DrJackBud drjackbud at aol.com
Tue Feb 6 06:07:11 EST 1996

In article <4f5ci8$7eb at soap.news.pipex.net>, p.whitehead at dial.pipex.com
(Paul Whitehead) writes:

>Therefore, an animal model as used in toxicology research is not
>necessarily a good alternative to a human model. 

I presume when you say "human model" you mean HUMANS.  If that is so, then
outside of epimediology, I can't think of any prospective way we can test
toxicity in humans.  Any ideas or can you shed any light of how we might
do this?

>The philosophy now is to demonstrate toxicity in the
>requisite number of species, then prove it can't happen in man :-)

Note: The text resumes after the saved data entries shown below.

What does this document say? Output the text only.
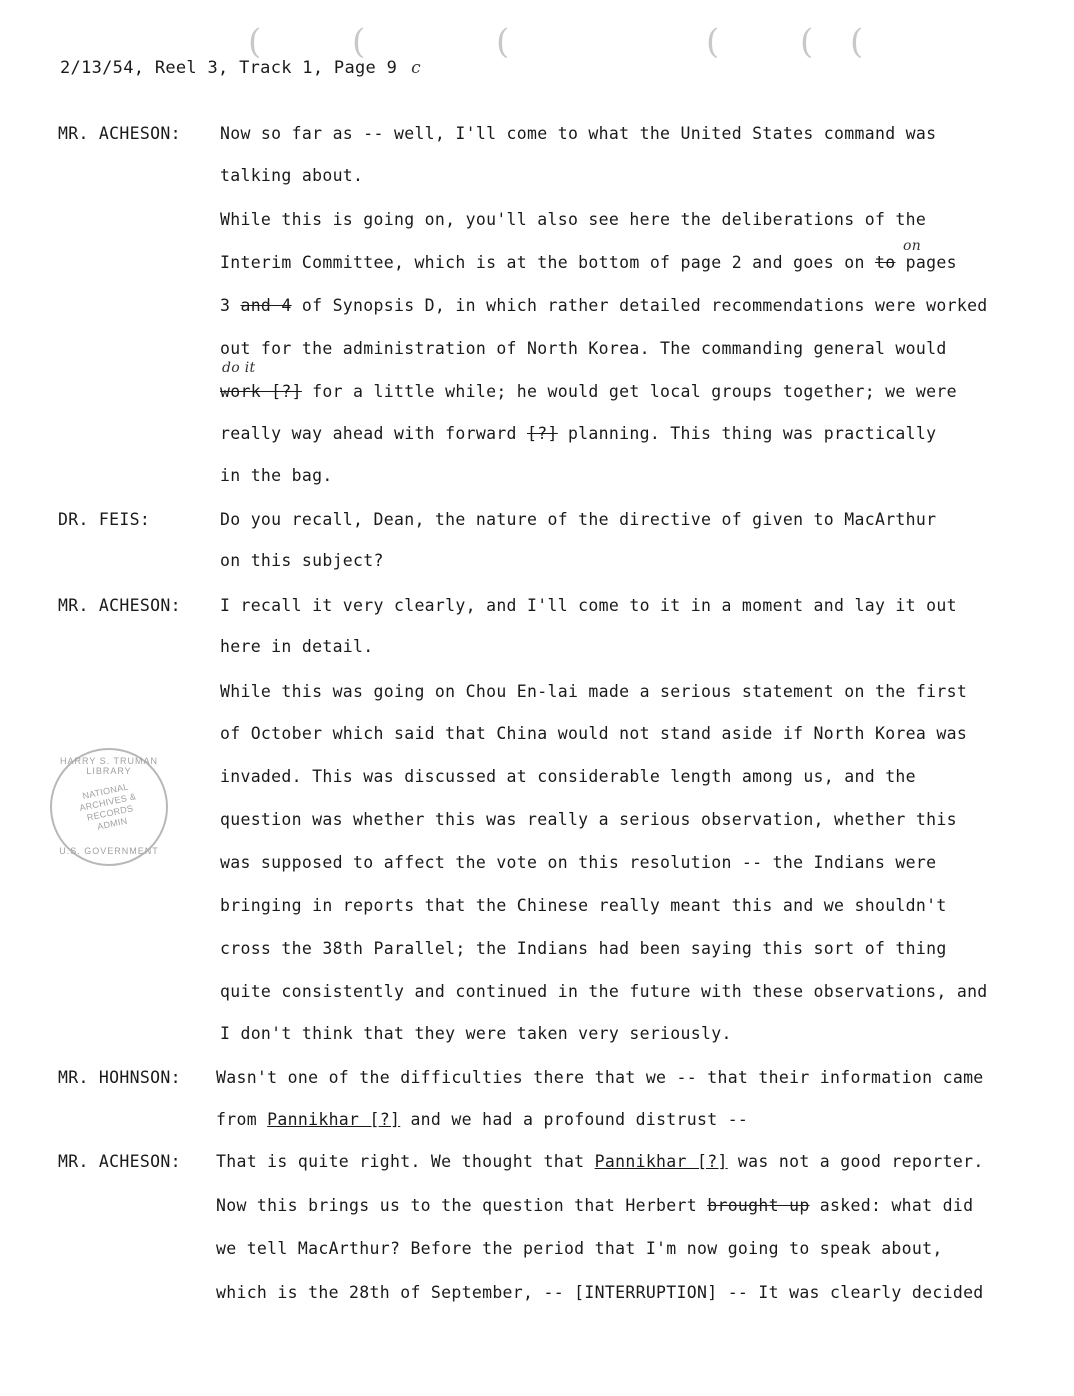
(	(	(	( ( (
2/13/54, Reel 3, Track 1, Page 9 c
MR. ACHESON: Now so far as -- well, I'll come to what the United States command was
talking about.
While this is going on, you'll also see here the deliberations of the
on
Interim Committee, which is at the bottom of page 2 and goes on to pages
3 and 4 of Synopsis D, in which rather detailed recommendations were worked
out for the administration of North Korea. The commanding general would
do it
work [?] for a little while; he would get local groups together; we were
really way ahead with forward [?] planning. This thing was practically
in the bag.
DR. FEIS:	Do you recall, Dean, the nature of the directive of given to MacArthur
on this subject?
MR. ACHESON: I recall it very clearly, and I'll come to it in a moment and lay it out
here in detail.
While this was going on Chou En-lai made a serious statement on the first
of October which said that China would not stand aside if North Korea was
invaded. This was discussed at considerable length among us, and the
question was whether this was really a serious observation, whether this
was supposed to affect the vote on this resolution -- the Indians were
bringing in reports that the Chinese really meant this and we shouldn't
cross the 38th Parallel; the Indians had been saying this sort of thing
quite consistently and continued in the future with these observations, and
I don't think that they were taken very seriously.
HARRY S. TRUMAN LIBRARY
NATIONAL ARCHIVES & RECORDS ADMIN
U.S. GOVERNMENT
MR. HOHNSON: Wasn't one of the difficulties there that we -- that their information came
from Pannikhar [?] and we had a profound distrust --
MR. ACHESON: That is quite right. We thought that Pannikhar [?] was not a good reporter.
Now this brings us to the question that Herbert brought up asked: what did
we tell MacArthur? Before the period that I'm now going to speak about,
which is the 28th of September, -- [INTERRUPTION] -- It was clearly decided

What if humans are the only outlier and all of the animal species behave
one way and humans behave differently?
It has been my sad experience that when I set out to "prove" something by
emperical investigations, I end up, at best, building a circumstantial
case.  Furthermore, testing in a number of species, then testing in man is
a "responsible", "ethical"  or "competent" thing to do; BUT are the
animals "models" or are they merely security checks or tests????  Have the
animals told you anything about humans?  If not, then the only reason to
do anything in animals is for the above stated reasons.  However, if the
animals told you anything about humans, I'm at a loss to identify exactly
what the work in animals told.

>Another well known species specific example is  alpha 2 mu globulin
>nephrocarcinogenicity in male rats. 

This good example you cite, related to gasoline renal carcinogenicity is
getting close to the issues at hand about animal models.  You would likely
say that the rat would not be a good animal model for gasolone
carcinogenicity in humans.  Why???  Well, you'd probably say because the
observation in rats is not seen in humans.  Therin lies the question of a
generic nature "Why?"

>structural or metabolic differences exist between animal models and man. 

What other differences do you feel are important?

Differences are important if they result in different observations in
animals and man.  How about differences that do not affect the
observations in animals and man e.g., one sees the sam endpoint in animals
and man?  When should the line be drawn in "differences"??????